Theatrical Distributor: Trimark Pictures
Release Date: October 5, 1990
DVD/Blu-ray Release Date: September 20, 2016
Synopsis: An experimental submarine, the "Siren II", is sent to find out what happened to the "Siren I", which has mysteriously disappeared in a submarine rift. Things go awry when they begin to find things that shouldn't be there.

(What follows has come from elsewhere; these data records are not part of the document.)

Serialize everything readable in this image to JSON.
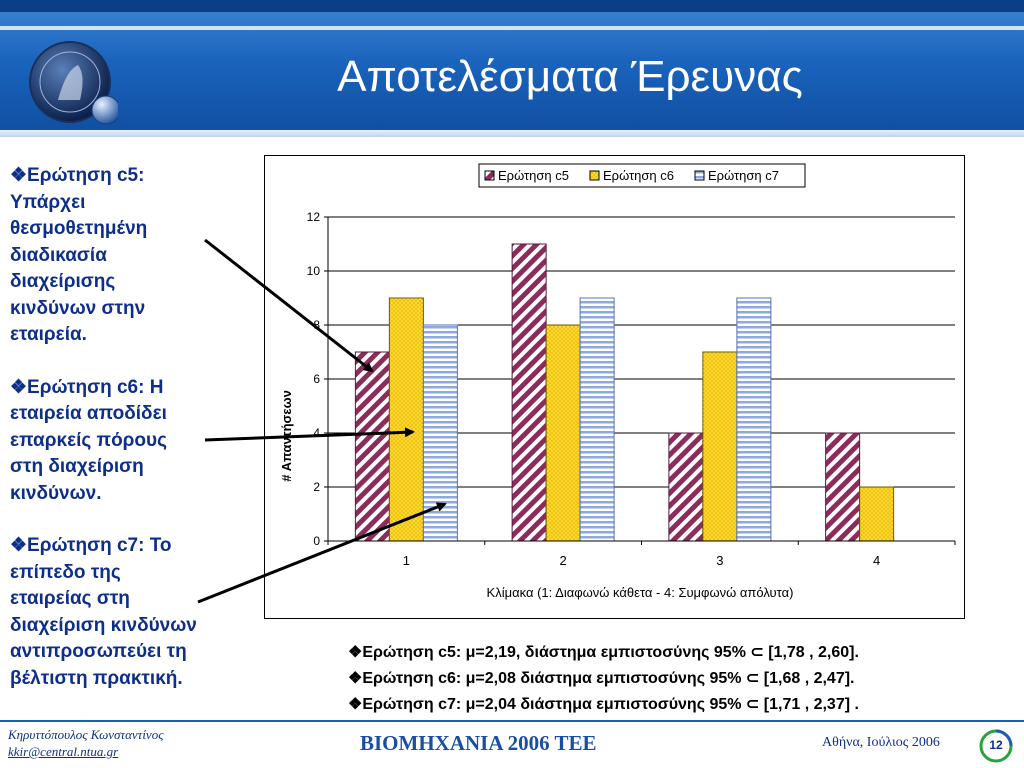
{
  "slide": {
    "title": "Αποτελέσματα Έρευνας"
  },
  "questions": [
    {
      "text": "❖Ερώτηση c5:\nΥπάρχει\nθεσμοθετημένη\nδιαδικασία\nδιαχείρισης\nκινδύνων στην\nεταιρεία."
    },
    {
      "text": "❖Ερώτηση c6: Η\nεταιρεία αποδίδει\nεπαρκείς πόρους\nστη διαχείριση\nκινδύνων."
    },
    {
      "text": "❖Ερώτηση c7: Το\nεπίπεδο της\nεταιρείας στη\nδιαχείριση κινδύνων\nαντιπροσωπεύει τη\nβέλτιστη πρακτική."
    }
  ],
  "stats": [
    "❖Ερώτηση c5: μ=2,19, διάστημα εμπιστοσύνης 95% ⊂ [1,78 , 2,60].",
    "❖Ερώτηση c6: μ=2,08 διάστημα εμπιστοσύνης 95% ⊂ [1,68 , 2,47].",
    "❖Ερώτηση c7: μ=2,04 διάστημα εμπιστοσύνης 95% ⊂ [1,71 , 2,37] ."
  ],
  "chart_data": {
    "type": "bar",
    "categories": [
      "1",
      "2",
      "3",
      "4"
    ],
    "series": [
      {
        "name": "Ερώτηση c5",
        "values": [
          7,
          11,
          4,
          4
        ],
        "color": "#8b2c5c",
        "pattern": "diagonal-stripes"
      },
      {
        "name": "Ερώτηση c6",
        "values": [
          9,
          8,
          7,
          2
        ],
        "color": "#f5c400",
        "pattern": "dots"
      },
      {
        "name": "Ερώτηση c7",
        "values": [
          8,
          9,
          9,
          0
        ],
        "color": "#8ea8e0",
        "pattern": "horizontal-stripes"
      }
    ],
    "xlabel": "Κλίμακα (1: Διαφωνώ κάθετα - 4: Συμφωνώ απόλυτα)",
    "ylabel": "# Απαντήσεων",
    "ylim": [
      0,
      12
    ],
    "yticks": [
      "0",
      "2",
      "4",
      "6",
      "8",
      "10",
      "12"
    ],
    "grid": true,
    "legend_position": "top"
  },
  "footer": {
    "author": "Κηρυττόπουλος  Κωνσταντίνος",
    "email": "kkir@central.ntua.gr",
    "center": "ΒΙΟΜΗΧΑΝΙΑ 2006 ΤΕΕ",
    "place_date": "Αθήνα, Ιούλιος 2006",
    "page": "12"
  }
}
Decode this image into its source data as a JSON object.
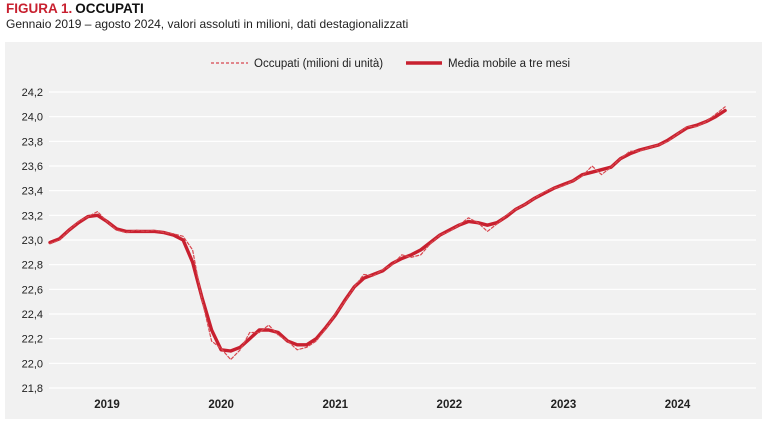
{
  "header": {
    "figure_label": "FIGURA 1.",
    "figure_name": "OCCUPATI",
    "subtitle": "Gennaio 2019 – agosto 2024, valori assoluti in milioni, dati destagionalizzati"
  },
  "colors": {
    "accent": "#c8202f",
    "series_main": "#c8202f",
    "series_dashed": "#d8474f",
    "background": "#f1f1f1",
    "grid": "#ffffff"
  },
  "chart_data": {
    "type": "line",
    "title": "OCCUPATI",
    "xlabel": "",
    "ylabel": "",
    "ylim": [
      21.8,
      24.2
    ],
    "yticks": [
      21.8,
      22.0,
      22.2,
      22.4,
      22.6,
      22.8,
      23.0,
      23.2,
      23.4,
      23.6,
      23.8,
      24.0,
      24.2
    ],
    "ytick_labels": [
      "21,8",
      "22,0",
      "22,2",
      "22,4",
      "22,6",
      "22,8",
      "23,0",
      "23,2",
      "23,4",
      "23,6",
      "23,8",
      "24,0",
      "24,2"
    ],
    "xtick_labels": [
      "2019",
      "2020",
      "2021",
      "2022",
      "2023",
      "2024"
    ],
    "grid": true,
    "legend_position": "top-center",
    "series": [
      {
        "name": "Occupati (milioni di unità)",
        "style": "dashed",
        "values": [
          22.97,
          23.0,
          23.08,
          23.15,
          23.19,
          23.23,
          23.15,
          23.08,
          23.06,
          23.08,
          23.07,
          23.08,
          23.06,
          23.05,
          23.03,
          22.92,
          22.51,
          22.18,
          22.12,
          22.03,
          22.11,
          22.25,
          22.25,
          22.31,
          22.23,
          22.18,
          22.11,
          22.13,
          22.18,
          22.28,
          22.4,
          22.5,
          22.62,
          22.72,
          22.71,
          22.76,
          22.8,
          22.88,
          22.86,
          22.88,
          22.97,
          23.04,
          23.07,
          23.12,
          23.18,
          23.14,
          23.07,
          23.13,
          23.2,
          23.25,
          23.29,
          23.34,
          23.39,
          23.42,
          23.44,
          23.48,
          23.52,
          23.6,
          23.53,
          23.59,
          23.66,
          23.72,
          23.72,
          23.75,
          23.77,
          23.8,
          23.86,
          23.92,
          23.92,
          23.96,
          24.02,
          24.08
        ]
      },
      {
        "name": "Media mobile a tre mesi",
        "style": "solid",
        "values": [
          22.98,
          23.01,
          23.08,
          23.14,
          23.19,
          23.2,
          23.15,
          23.09,
          23.07,
          23.07,
          23.07,
          23.07,
          23.06,
          23.04,
          23.0,
          22.82,
          22.53,
          22.27,
          22.11,
          22.1,
          22.13,
          22.2,
          22.27,
          22.27,
          22.25,
          22.18,
          22.15,
          22.15,
          22.2,
          22.29,
          22.39,
          22.51,
          22.62,
          22.69,
          22.72,
          22.75,
          22.81,
          22.85,
          22.88,
          22.92,
          22.98,
          23.04,
          23.08,
          23.12,
          23.15,
          23.14,
          23.12,
          23.14,
          23.19,
          23.25,
          23.29,
          23.34,
          23.38,
          23.42,
          23.45,
          23.48,
          23.53,
          23.55,
          23.57,
          23.59,
          23.66,
          23.7,
          23.73,
          23.75,
          23.77,
          23.81,
          23.86,
          23.91,
          23.93,
          23.96,
          24.0,
          24.05
        ]
      }
    ]
  }
}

Available on Blu-ray - September 20, 2016
Screen Formats: 1.85:1
Subtitles: English, Spanish
Audio: English: LPCM Mono
Discs: Blu-ray Disc; Single disc
Region Encoding: Region A
It could be argued that the 1080P transfer from Kino-Lorber is far superior to the film itself. Perhaps some would say much better than the film deserves. This is dual-layered with a max'ed bitrate and is easily as good as the film has ever looked on digital. There is a tightness and depth - skin tones and colors look balanced. The only issue is that the high resolution further identifies the modest effects. Contrast is layered with no noise or damage and overall the video is quite solid. The linear DTS-HD Master 2.0 channel does a competent job of exporting the film's verbose effects of 'creature' and 'native' sounds without being too weak.
There is literally nothing new here. On camera interviews with Ray Wise, Jack Scalia and R. Lee Ermey are ported over from the DVD release. While there is now reversible artwork, there’s little added to this one to recommend a purchase.